I imagine if there had been a blue cake presented to a young girl’s birthday party, the issue would not have been the same. Societally, we’re closer to accepting young girls liking what we’d identify as typically masculine things than we are at letting our boys enjoy something that is viewed as typically feminine. Think gender-neutral clothing for kids. In that regard, we're suggesting girls should be able to wear pants and shirts, not that boys should be allowed to wear dresses.
The masculine is the neutral, and as long as we have parents cowering at what the colour pink might do to a boy, we’re putting our boys at risk of growing up with a dangerous view of what they should and should not do if they want to be a man. And unfortunately, what we’re telling them they need to do to be a man is very rarely in line with what they’d actually like to do.

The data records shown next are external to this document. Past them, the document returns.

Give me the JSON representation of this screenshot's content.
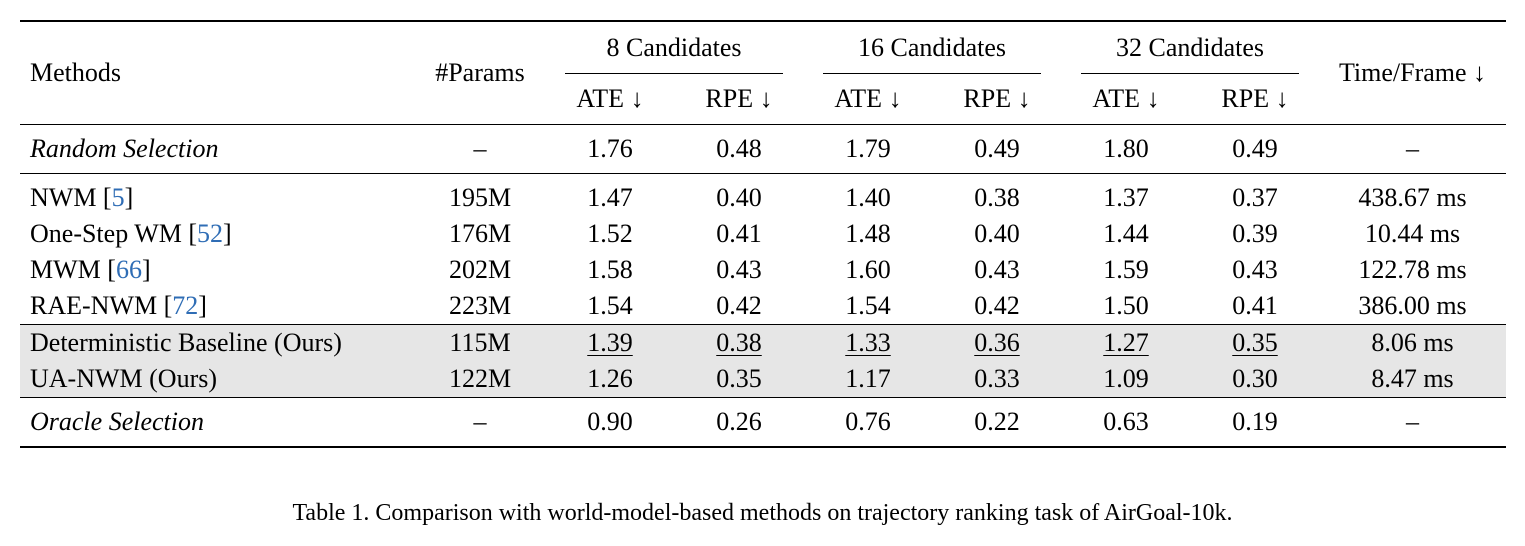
{
  "header": {
    "methods": "Methods",
    "params": "#Params",
    "groups": [
      "8 Candidates",
      "16 Candidates",
      "32 Candidates"
    ],
    "ate": "ATE ↓",
    "rpe": "RPE ↓",
    "time": "Time/Frame ↓"
  },
  "random": {
    "method": "Random Selection",
    "params": "–",
    "values": [
      "1.76",
      "0.48",
      "1.79",
      "0.49",
      "1.80",
      "0.49"
    ],
    "time": "–"
  },
  "baselines": [
    {
      "name": "NWM [",
      "cite": "5",
      "close": "]",
      "params": "195M",
      "values": [
        "1.47",
        "0.40",
        "1.40",
        "0.38",
        "1.37",
        "0.37"
      ],
      "time": "438.67 ms"
    },
    {
      "name": "One-Step WM [",
      "cite": "52",
      "close": "]",
      "params": "176M",
      "values": [
        "1.52",
        "0.41",
        "1.48",
        "0.40",
        "1.44",
        "0.39"
      ],
      "time": "10.44 ms"
    },
    {
      "name": "MWM [",
      "cite": "66",
      "close": "]",
      "params": "202M",
      "values": [
        "1.58",
        "0.43",
        "1.60",
        "0.43",
        "1.59",
        "0.43"
      ],
      "time": "122.78 ms"
    },
    {
      "name": "RAE-NWM [",
      "cite": "72",
      "close": "]",
      "params": "223M",
      "values": [
        "1.54",
        "0.42",
        "1.54",
        "0.42",
        "1.50",
        "0.41"
      ],
      "time": "386.00 ms"
    }
  ],
  "ours": [
    {
      "name": "Deterministic Baseline (Ours)",
      "params": "115M",
      "values": [
        "1.39",
        "0.38",
        "1.33",
        "0.36",
        "1.27",
        "0.35"
      ],
      "time": "8.06 ms",
      "style": "u"
    },
    {
      "name": "UA-NWM (Ours)",
      "params": "122M",
      "values": [
        "1.26",
        "0.35",
        "1.17",
        "0.33",
        "1.09",
        "0.30"
      ],
      "time": "8.47 ms",
      "style": "b"
    }
  ],
  "oracle": {
    "method": "Oracle Selection",
    "params": "–",
    "values": [
      "0.90",
      "0.26",
      "0.76",
      "0.22",
      "0.63",
      "0.19"
    ],
    "time": "–"
  },
  "caption": "Table 1. Comparison with world-model-based methods on trajectory ranking task of AirGoal-10k."
}
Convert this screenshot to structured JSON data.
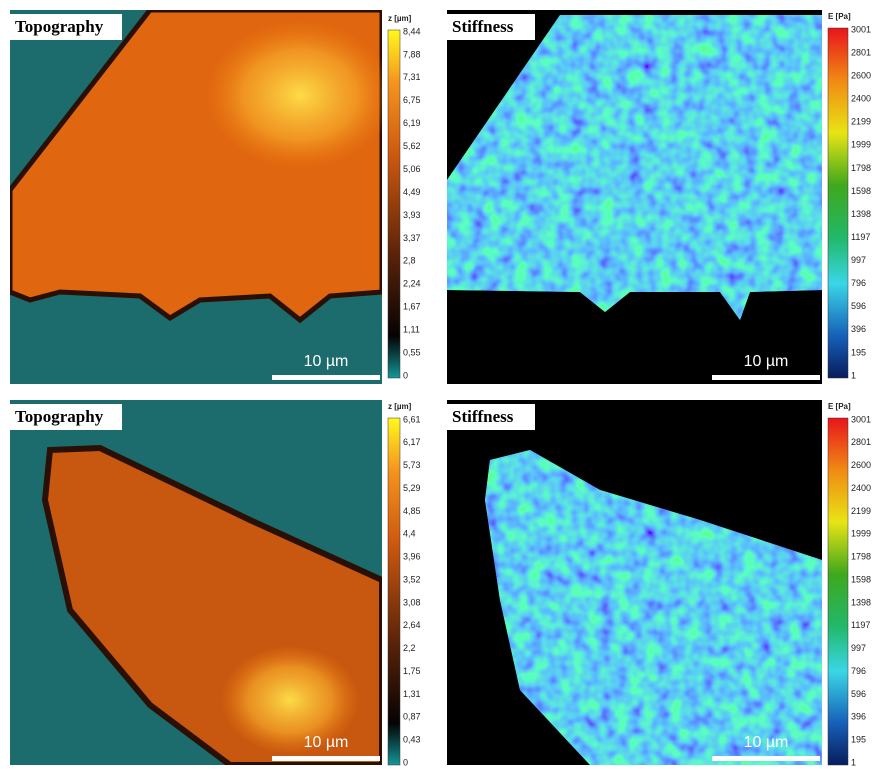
{
  "panels": [
    {
      "label": "Topography",
      "scale_bar": "10 µm",
      "colorbar": {
        "unit": "z [µm]",
        "ticks": [
          "8,44",
          "7,88",
          "7,31",
          "6,75",
          "6,19",
          "5,62",
          "5,06",
          "4,49",
          "3,93",
          "3,37",
          "2,8",
          "2,24",
          "1,67",
          "1,11",
          "0,55",
          "0"
        ]
      }
    },
    {
      "label": "Stiffness",
      "scale_bar": "10 µm",
      "colorbar": {
        "unit": "E [Pa]",
        "ticks": [
          "3001",
          "2801",
          "2600",
          "2400",
          "2199",
          "1999",
          "1798",
          "1598",
          "1398",
          "1197",
          "997",
          "796",
          "596",
          "396",
          "195",
          "1"
        ]
      }
    },
    {
      "label": "Topography",
      "scale_bar": "10 µm",
      "colorbar": {
        "unit": "z [µm]",
        "ticks": [
          "6,61",
          "6,17",
          "5,73",
          "5,29",
          "4,85",
          "4,4",
          "3,96",
          "3,52",
          "3,08",
          "2,64",
          "2,2",
          "1,75",
          "1,31",
          "0,87",
          "0,43",
          "0"
        ]
      }
    },
    {
      "label": "Stiffness",
      "scale_bar": "10 µm",
      "colorbar": {
        "unit": "E [Pa]",
        "ticks": [
          "3001",
          "2801",
          "2600",
          "2400",
          "2199",
          "1999",
          "1798",
          "1598",
          "1398",
          "1197",
          "997",
          "796",
          "596",
          "396",
          "195",
          "1"
        ]
      }
    }
  ]
}
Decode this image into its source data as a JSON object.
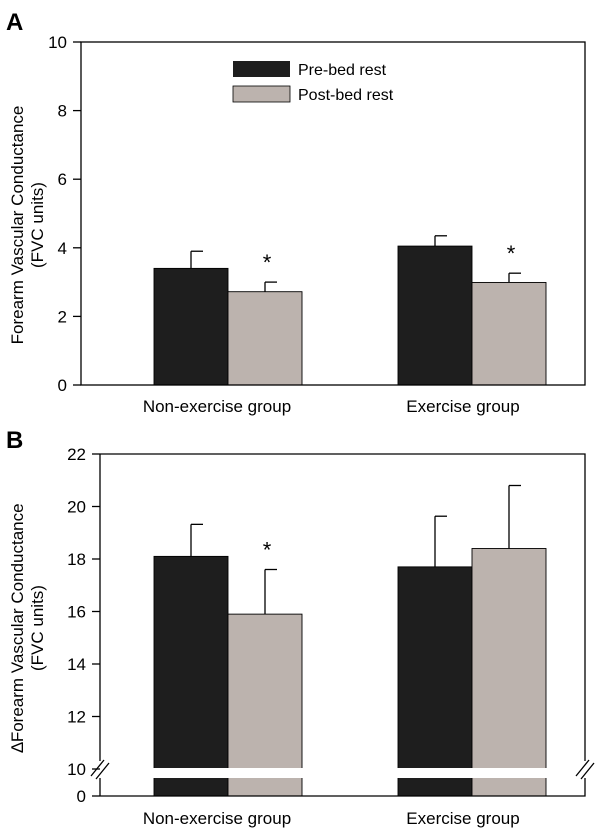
{
  "colors": {
    "pre": "#1e1e1e",
    "post": "#bcb3ae",
    "break_band": "#ffffff"
  },
  "chart_data": [
    {
      "type": "bar",
      "panel": "A",
      "categories": [
        "Non-exercise group",
        "Exercise group"
      ],
      "series": [
        {
          "name": "Pre-bed rest",
          "values": [
            3.4,
            4.05
          ],
          "errors": [
            0.5,
            0.3
          ]
        },
        {
          "name": "Post-bed rest",
          "values": [
            2.72,
            2.99
          ],
          "errors": [
            0.28,
            0.27
          ]
        }
      ],
      "significance": [
        {
          "category": 0,
          "series": 1,
          "text": "*"
        },
        {
          "category": 1,
          "series": 1,
          "text": "*"
        }
      ],
      "ylabel_lines": [
        "Forearm Vascular Conductance",
        "(FVC units)"
      ],
      "ylim": [
        0,
        10
      ],
      "yticks": [
        "0",
        "2",
        "4",
        "6",
        "8",
        "10"
      ],
      "legend_position": "top-center",
      "grid": false
    },
    {
      "type": "bar",
      "panel": "B",
      "categories": [
        "Non-exercise group",
        "Exercise group"
      ],
      "series": [
        {
          "name": "Pre-bed rest",
          "values": [
            18.1,
            17.7
          ],
          "errors": [
            1.22,
            1.93
          ]
        },
        {
          "name": "Post-bed rest",
          "values": [
            15.9,
            18.4
          ],
          "errors": [
            1.7,
            2.4
          ]
        }
      ],
      "significance": [
        {
          "category": 0,
          "series": 1,
          "text": "*"
        }
      ],
      "ylabel_lines": [
        "∆Forearm Vascular Conductance",
        "(FVC units)"
      ],
      "ylim": [
        0,
        22
      ],
      "axis_break": [
        0,
        10
      ],
      "yticks": [
        "0",
        "10",
        "12",
        "14",
        "16",
        "18",
        "20",
        "22"
      ],
      "grid": false
    }
  ]
}
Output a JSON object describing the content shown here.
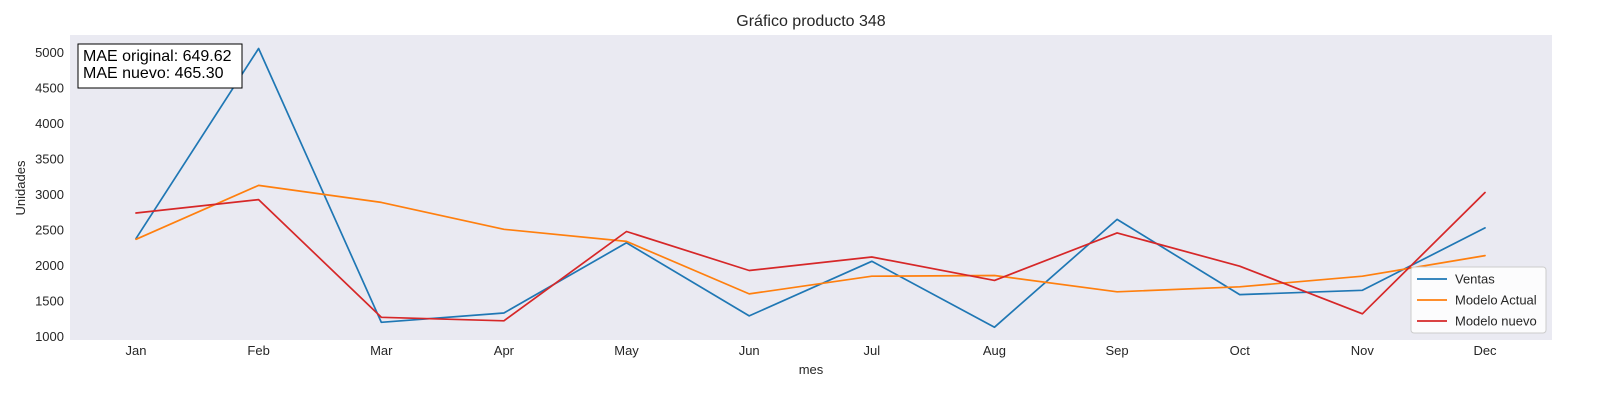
{
  "chart_data": {
    "type": "line",
    "title": "Gráfico producto 348",
    "xlabel": "mes",
    "ylabel": "Unidades",
    "categories": [
      "Jan",
      "Feb",
      "Mar",
      "Apr",
      "May",
      "Jun",
      "Jul",
      "Aug",
      "Sep",
      "Oct",
      "Nov",
      "Dec"
    ],
    "ylim": [
      950,
      5250
    ],
    "yticks": [
      1000,
      1500,
      2000,
      2500,
      3000,
      3500,
      4000,
      4500,
      5000
    ],
    "grid": false,
    "legend_position": "bottom-right",
    "series": [
      {
        "name": "Ventas",
        "color": "#1f77b4",
        "values": [
          2380,
          5060,
          1200,
          1330,
          2320,
          1290,
          2060,
          1130,
          2650,
          1590,
          1650,
          2530
        ]
      },
      {
        "name": "Modelo Actual",
        "color": "#ff7f0e",
        "values": [
          2370,
          3130,
          2890,
          2510,
          2340,
          1600,
          1850,
          1860,
          1630,
          1700,
          1850,
          2140
        ]
      },
      {
        "name": "Modelo nuevo",
        "color": "#d62728",
        "values": [
          2740,
          2930,
          1270,
          1220,
          2480,
          1930,
          2120,
          1790,
          2460,
          1990,
          1320,
          3030
        ]
      }
    ],
    "annotations": [
      "MAE original: 649.62",
      "MAE nuevo: 465.30"
    ]
  }
}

Using this flawed logic, dancing is also only for girls, the movie Frozen won’t be welcomed into their house, Black Widow toys shouldn’t be allowed in a boy’s toy box, boys shouldn’t cry, and on and on with thousands of other “girls vs. boys” tropes that are just plain bullshit.
Yes, some boys love football and throwing stones and blue Superman cakes. And some boys like pink and dancing and reading by themselves.
As parents, it’s not for us to teach them how any of these choices are un-manly or not for boys. It’s for us to tell them: “Perfect! Let's eat cake.”